Ahead of Monday’s news, a source at Gazprom said negotiations with Shell were contingent on the outcome of Mitvol’s investigation.

“These talks can go on after the questions brought up by the Russian leadership and its agencies, namely the environmental agency, are resolved,” the source said.

Mitvol may not have had orders from on high, Maslov said, but “he can be slapped down, and the fact that they’re not slapping him down shows he does have political sanction.”

Yet Mitvol insists his cause is genuine. Above all, he claims deep patriotism and does little to hide his scorn for Sakhalin-2 — the country’s only major oil and gas project without a Russian partner.

“Of course, ecological questions are the ones I deal with, but to explain the situation we must ask, ‘Why are former government officials working there?'” Mitvol said.

Igor Ignatyev, who was head of the Kremlin press service from 1995 to 1996 and spokesman for the Security Council from 1996 to 1998, now holds the post of vice president in Sakhalin Energy, the company that operates Sakhalin-2 on behalf of Shell and minority shareholders Mitsui and Mitsubishi.

Mitvol said a former deputy energy minister, Gurami Avalishvili, also had held a senior post in the company, but Sakhalin Energy could not confirm this.

“There exists a moral question,” Mitvol said. “In a Russian state-run company like Gazprom, it’s fine if officials work there. But to have Russian officials who gave approval to the project working [for Sakhalin Energy], that poses an ethical problem.”

Mitvol said the stage was set for a huge lawsuit against Sakhalin Energy. He is seeking $15 billion in compensation for purported environmental damages on and around the island, and is seeking to have the company charged with knowingly covering up the extent of those damages. A team of New York- and London-based lawyers was due to present the agency with a proposal Tuesday, Mitvol said, declining to name the firm.

Mitvol says he will then seek approval for the lawsuit from Prime Minister Mikhail Fradkov. Sakhalin Energy has denied that any cover-up took place.

“We have very authoritative American sources on our side, while they have former government officials,” Mitvol said.

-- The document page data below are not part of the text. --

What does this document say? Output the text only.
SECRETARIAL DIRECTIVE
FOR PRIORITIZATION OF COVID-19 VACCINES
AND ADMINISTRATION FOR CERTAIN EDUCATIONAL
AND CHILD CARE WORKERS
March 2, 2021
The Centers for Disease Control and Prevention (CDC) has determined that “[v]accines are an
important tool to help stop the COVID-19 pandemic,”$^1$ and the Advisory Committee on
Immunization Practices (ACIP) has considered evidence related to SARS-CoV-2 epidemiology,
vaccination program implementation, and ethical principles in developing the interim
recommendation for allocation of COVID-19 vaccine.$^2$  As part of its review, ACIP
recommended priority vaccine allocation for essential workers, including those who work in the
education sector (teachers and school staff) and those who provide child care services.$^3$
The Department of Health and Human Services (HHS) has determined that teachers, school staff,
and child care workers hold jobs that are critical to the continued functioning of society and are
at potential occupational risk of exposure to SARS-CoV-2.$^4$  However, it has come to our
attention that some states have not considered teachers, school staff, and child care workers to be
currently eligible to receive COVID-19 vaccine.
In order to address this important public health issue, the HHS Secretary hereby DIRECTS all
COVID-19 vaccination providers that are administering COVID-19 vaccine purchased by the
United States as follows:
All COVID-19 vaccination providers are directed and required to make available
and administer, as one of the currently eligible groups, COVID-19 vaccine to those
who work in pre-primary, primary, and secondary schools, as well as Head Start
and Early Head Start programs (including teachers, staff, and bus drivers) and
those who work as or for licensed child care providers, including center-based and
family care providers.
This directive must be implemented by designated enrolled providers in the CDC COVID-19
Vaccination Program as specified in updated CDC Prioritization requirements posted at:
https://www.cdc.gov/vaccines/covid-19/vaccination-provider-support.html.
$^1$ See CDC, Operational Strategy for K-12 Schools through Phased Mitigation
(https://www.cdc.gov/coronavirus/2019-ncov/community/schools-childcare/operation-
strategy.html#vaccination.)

Under the production sharing agreement signed between Shell and the Russian government in 1994, any disputes should be heard by an international arbitration court in Stockholm and be governed by New York law.

“Sometimes, of course, you get depressed,” Mitvol said. “But on the other hand, I know I can’t walk away from this. If I left, the situation would be completely awful.”

Mitvol, 40, dismissed any talk of running for higher office, saying Russia was not yet ready to elect a Jew as president.

He also ruled out taking part in the State Duma elections set for next fall. “Working in the Duma is useless. Your voice isn’t heard there.”

And being heard, above all, appears to be what Mitvol wants.